The second model, GPT-Realtime-Translate, focuses on real-time translation features, supporting over 70 input languages and 13 output languages. Its design aims to keep up with the speaker's speaking speed as much as possible, providing an experience close to "simultaneous interpretation." This allows users to communicate more smoothly in scenarios such as cross-language calls, meetings, or live broadcasts.

GPT-Realtime-Whisper is a real-time streaming speech transcription model that emphasizes low-latency speech-to-text capabilities. The model can transcribe speech in real time while the speaker is talking, bringing faster and more sensitive performance for various real-time products. Whether it's real-time generation of subtitles for live streams or meeting records that keep up with the discussion rhythm, this model demonstrates its wide application potential.

In terms of access methods and pricing, OpenAI stated that these three new models have been incorporated into its Realtime API system. The pricing for GPT-Realtime-2 is $32 per million audio input tokens and $64 per million audio output tokens. GPT-Realtime-Translate costs $0.034 per minute, while GPT-Realtime-Whisper is priced at $0.017 per minute.

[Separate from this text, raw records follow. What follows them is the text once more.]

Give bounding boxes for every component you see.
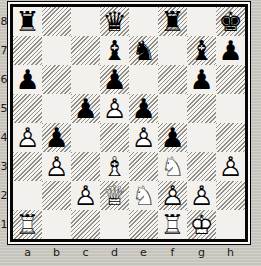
- square-e1: [129, 210, 158, 239]
- square-a3: [13, 152, 42, 181]
- square-a6: ♟: [13, 65, 42, 94]
- piece-white-pawn-a4: ♙: [13, 123, 42, 152]
- square-c1: [71, 210, 100, 239]
- file-label-c: c: [71, 246, 100, 264]
- square-a2: [13, 181, 42, 210]
- square-b4: ♟: [42, 123, 71, 152]
- square-d1: [100, 210, 129, 239]
- square-f7: [158, 36, 187, 65]
- square-e8: [129, 7, 158, 36]
- square-g7: ♝: [187, 36, 216, 65]
- square-f4: ♟: [158, 123, 187, 152]
- square-a8: ♜: [13, 7, 42, 36]
- square-c2: ♟♙: [71, 181, 100, 210]
- piece-white-pawn-c2: ♙: [71, 181, 100, 210]
- board-grid: ♜♛♜♚♝♞♝♟♟♟♟♟♟♙♟♟♙♟♟♙♟♟♙♝♗♞♘♟♙♟♙♛♕♞♘♟♙♟♙♜…: [13, 7, 245, 239]
- piece-white-pawn-g2: ♙: [187, 181, 216, 210]
- piece-black-bishop-g7: ♝: [187, 36, 216, 65]
- piece-black-pawn-c5: ♟: [71, 94, 100, 123]
- square-h8: ♚: [216, 7, 245, 36]
- piece-black-pawn-g6: ♟: [187, 65, 216, 94]
- square-f6: [158, 65, 187, 94]
- piece-black-pawn-e5: ♟: [129, 94, 158, 123]
- square-a1: ♜♖: [13, 210, 42, 239]
- square-h4: [216, 123, 245, 152]
- square-c4: [71, 123, 100, 152]
- square-c6: [71, 65, 100, 94]
- square-g1: ♚♔: [187, 210, 216, 239]
- piece-white-knight-e2: ♘: [129, 181, 158, 210]
- square-b7: [42, 36, 71, 65]
- chess-diagram: 87654321 ♜♛♜♚♝♞♝♟♟♟♟♟♟♙♟♟♙♟♟♙♟♟♙♝♗♞♘♟♙♟♙…: [0, 0, 261, 266]
- piece-white-rook-f1: ♖: [158, 210, 187, 239]
- file-label-a: a: [13, 246, 42, 264]
- piece-black-pawn-a6: ♟: [13, 65, 42, 94]
- square-b2: [42, 181, 71, 210]
- square-d2: ♛♕: [100, 181, 129, 210]
- square-f1: ♜♖: [158, 210, 187, 239]
- piece-black-knight-e7: ♞: [129, 36, 158, 65]
- piece-white-pawn-b3: ♙: [42, 152, 71, 181]
- square-d7: ♝: [100, 36, 129, 65]
- file-label-e: e: [129, 246, 158, 264]
- square-a5: [13, 94, 42, 123]
- square-g6: ♟: [187, 65, 216, 94]
- square-a7: [13, 36, 42, 65]
- piece-white-pawn-d5: ♙: [100, 94, 129, 123]
- square-g5: [187, 94, 216, 123]
- square-f2: ♟♙: [158, 181, 187, 210]
- file-label-b: b: [42, 246, 71, 264]
- square-h2: [216, 181, 245, 210]
- square-h1: [216, 210, 245, 239]
- square-b1: [42, 210, 71, 239]
- square-d4: [100, 123, 129, 152]
- piece-black-queen-d8: ♛: [100, 7, 129, 36]
- square-a4: ♟♙: [13, 123, 42, 152]
- square-g8: [187, 7, 216, 36]
- piece-black-pawn-h7: ♟: [216, 36, 245, 65]
- piece-white-pawn-f2: ♙: [158, 181, 187, 210]
- square-f3: ♞♘: [158, 152, 187, 181]
- piece-black-king-h8: ♚: [216, 7, 245, 36]
- square-d8: ♛: [100, 7, 129, 36]
- square-h7: ♟: [216, 36, 245, 65]
- square-d5: ♟♙: [100, 94, 129, 123]
- file-label-h: h: [216, 246, 245, 264]
- piece-black-bishop-d7: ♝: [100, 36, 129, 65]
- square-b8: [42, 7, 71, 36]
- square-g4: [187, 123, 216, 152]
- piece-white-rook-a1: ♖: [13, 210, 42, 239]
- file-label-f: f: [158, 246, 187, 264]
- piece-white-bishop-d3: ♗: [100, 152, 129, 181]
- board-border: ♜♛♜♚♝♞♝♟♟♟♟♟♟♙♟♟♙♟♟♙♟♟♙♝♗♞♘♟♙♟♙♛♕♞♘♟♙♟♙♜…: [10, 4, 248, 242]
- square-d3: ♝♗: [100, 152, 129, 181]
- file-label-d: d: [100, 246, 129, 264]
- square-h5: [216, 94, 245, 123]
- piece-white-pawn-e4: ♙: [129, 123, 158, 152]
- piece-black-rook-f8: ♜: [158, 7, 187, 36]
- square-e3: [129, 152, 158, 181]
- piece-white-queen-d2: ♕: [100, 181, 129, 210]
- piece-black-pawn-f4: ♟: [158, 123, 187, 152]
- piece-white-king-g1: ♔: [187, 210, 216, 239]
- file-labels: abcdefgh: [13, 246, 245, 264]
- square-f8: ♜: [158, 7, 187, 36]
- square-h3: ♟♙: [216, 152, 245, 181]
- square-h6: [216, 65, 245, 94]
- square-g2: ♟♙: [187, 181, 216, 210]
- square-e5: ♟: [129, 94, 158, 123]
- square-b3: ♟♙: [42, 152, 71, 181]
- square-c7: [71, 36, 100, 65]
- square-e6: [129, 65, 158, 94]
- file-label-g: g: [187, 246, 216, 264]
- square-c3: [71, 152, 100, 181]
- square-c8: [71, 7, 100, 36]
- square-c5: ♟: [71, 94, 100, 123]
- square-g3: [187, 152, 216, 181]
- piece-black-pawn-d6: ♟: [100, 65, 129, 94]
- square-b6: [42, 65, 71, 94]
- square-e2: ♞♘: [129, 181, 158, 210]
- piece-white-knight-f3: ♘: [158, 152, 187, 181]
- piece-black-rook-a8: ♜: [13, 7, 42, 36]
- piece-white-pawn-h3: ♙: [216, 152, 245, 181]
- square-f5: [158, 94, 187, 123]
- square-b5: [42, 94, 71, 123]
- square-e4: ♟♙: [129, 123, 158, 152]
- square-e7: ♞: [129, 36, 158, 65]
- piece-black-pawn-b4: ♟: [42, 123, 71, 152]
- square-d6: ♟: [100, 65, 129, 94]
- chess-board: ♜♛♜♚♝♞♝♟♟♟♟♟♟♙♟♟♙♟♟♙♟♟♙♝♗♞♘♟♙♟♙♛♕♞♘♟♙♟♙♜…: [7, 1, 251, 245]
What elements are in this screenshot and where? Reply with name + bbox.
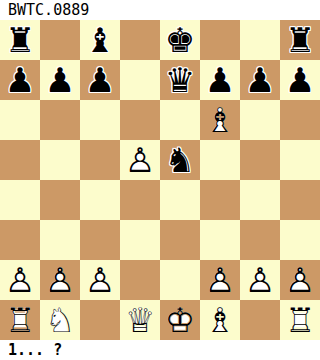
square-a8[interactable]: ♜: [0, 20, 40, 60]
black-pawn-piece: ♟: [40, 60, 80, 100]
square-f2[interactable]: ♟♙: [200, 260, 240, 300]
square-c5[interactable]: [80, 140, 120, 180]
black-pawn-piece: ♟: [80, 60, 120, 100]
square-b7[interactable]: ♟: [40, 60, 80, 100]
square-h1[interactable]: ♜♖: [280, 300, 320, 340]
square-b5[interactable]: [40, 140, 80, 180]
square-f6[interactable]: ♝♗: [200, 100, 240, 140]
white-knight-piece: ♞♘: [40, 300, 80, 340]
black-pawn-piece: ♟: [200, 60, 240, 100]
square-d5[interactable]: ♟♙: [120, 140, 160, 180]
square-f8[interactable]: [200, 20, 240, 60]
square-a2[interactable]: ♟♙: [0, 260, 40, 300]
white-pawn-piece: ♟♙: [120, 140, 160, 180]
square-g1[interactable]: [240, 300, 280, 340]
square-a7[interactable]: ♟: [0, 60, 40, 100]
white-pawn-piece: ♟♙: [280, 260, 320, 300]
black-rook-piece: ♜: [0, 20, 40, 60]
white-rook-piece: ♜♖: [0, 300, 40, 340]
square-b6[interactable]: [40, 100, 80, 140]
square-c7[interactable]: ♟: [80, 60, 120, 100]
black-bishop-piece: ♝: [80, 20, 120, 60]
move-prompt: 1... ?: [0, 341, 62, 359]
white-bishop-piece: ♝♗: [200, 100, 240, 140]
black-king-piece: ♚: [160, 20, 200, 60]
square-d7[interactable]: [120, 60, 160, 100]
statusbar: 1... ?: [0, 340, 320, 360]
square-e2[interactable]: [160, 260, 200, 300]
square-e1[interactable]: ♚♔: [160, 300, 200, 340]
square-c4[interactable]: [80, 180, 120, 220]
black-rook-piece: ♜: [280, 20, 320, 60]
square-a1[interactable]: ♜♖: [0, 300, 40, 340]
square-h5[interactable]: [280, 140, 320, 180]
square-h4[interactable]: [280, 180, 320, 220]
square-h6[interactable]: [280, 100, 320, 140]
square-d1[interactable]: ♛♕: [120, 300, 160, 340]
square-f1[interactable]: ♝♗: [200, 300, 240, 340]
square-e7[interactable]: ♛: [160, 60, 200, 100]
square-b2[interactable]: ♟♙: [40, 260, 80, 300]
square-c1[interactable]: [80, 300, 120, 340]
square-d6[interactable]: [120, 100, 160, 140]
square-d4[interactable]: [120, 180, 160, 220]
square-a5[interactable]: [0, 140, 40, 180]
white-pawn-piece: ♟♙: [40, 260, 80, 300]
square-b8[interactable]: [40, 20, 80, 60]
square-g7[interactable]: ♟: [240, 60, 280, 100]
white-queen-piece: ♛♕: [120, 300, 160, 340]
square-f4[interactable]: [200, 180, 240, 220]
black-knight-piece: ♞: [160, 140, 200, 180]
square-b3[interactable]: [40, 220, 80, 260]
square-c3[interactable]: [80, 220, 120, 260]
square-g5[interactable]: [240, 140, 280, 180]
square-d2[interactable]: [120, 260, 160, 300]
square-f3[interactable]: [200, 220, 240, 260]
square-h7[interactable]: ♟: [280, 60, 320, 100]
white-pawn-piece: ♟♙: [200, 260, 240, 300]
square-h2[interactable]: ♟♙: [280, 260, 320, 300]
square-c6[interactable]: [80, 100, 120, 140]
chess-board: ♜♝♚♜♟♟♟♛♟♟♟♝♗♟♙♞♟♙♟♙♟♙♟♙♟♙♟♙♜♖♞♘♛♕♚♔♝♗♜♖: [0, 20, 320, 340]
square-b4[interactable]: [40, 180, 80, 220]
square-e3[interactable]: [160, 220, 200, 260]
white-pawn-piece: ♟♙: [240, 260, 280, 300]
square-d3[interactable]: [120, 220, 160, 260]
white-king-piece: ♚♔: [160, 300, 200, 340]
white-bishop-piece: ♝♗: [200, 300, 240, 340]
square-a6[interactable]: [0, 100, 40, 140]
square-f5[interactable]: [200, 140, 240, 180]
window-title: BWTC.0889: [0, 1, 89, 19]
square-e8[interactable]: ♚: [160, 20, 200, 60]
white-rook-piece: ♜♖: [280, 300, 320, 340]
square-g2[interactable]: ♟♙: [240, 260, 280, 300]
black-pawn-piece: ♟: [240, 60, 280, 100]
square-b1[interactable]: ♞♘: [40, 300, 80, 340]
square-g3[interactable]: [240, 220, 280, 260]
square-h3[interactable]: [280, 220, 320, 260]
square-e4[interactable]: [160, 180, 200, 220]
square-d8[interactable]: [120, 20, 160, 60]
square-g8[interactable]: [240, 20, 280, 60]
black-pawn-piece: ♟: [280, 60, 320, 100]
square-a4[interactable]: [0, 180, 40, 220]
square-e5[interactable]: ♞: [160, 140, 200, 180]
white-pawn-piece: ♟♙: [80, 260, 120, 300]
square-a3[interactable]: [0, 220, 40, 260]
square-c2[interactable]: ♟♙: [80, 260, 120, 300]
square-g4[interactable]: [240, 180, 280, 220]
square-h8[interactable]: ♜: [280, 20, 320, 60]
titlebar: BWTC.0889: [0, 0, 320, 20]
black-pawn-piece: ♟: [0, 60, 40, 100]
square-f7[interactable]: ♟: [200, 60, 240, 100]
square-c8[interactable]: ♝: [80, 20, 120, 60]
square-e6[interactable]: [160, 100, 200, 140]
square-g6[interactable]: [240, 100, 280, 140]
white-pawn-piece: ♟♙: [0, 260, 40, 300]
black-queen-piece: ♛: [160, 60, 200, 100]
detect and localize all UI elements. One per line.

Developers can test these new models directly through Playground or quickly integrate them into existing applications.

Against the backdrop of generative AI continuously moving towards multimodal and real-time interactions, OpenAI's three newly released speech models will provide developers with more convenient tools, driving innovation in speech intelligence applications.

Key points:   

🔊 GPT-Realtime-2 has advanced reasoning capabilities, enabling more natural real-time conversations.   

🌐 GPT-Realtime-Translate supports multiple languages, offering a near-simultaneous interpretation translation experience.   

📝 GPT-Realtime-Whisper achieves low-latency transcription, suitable for scenarios such as live stream subtitles and meeting records.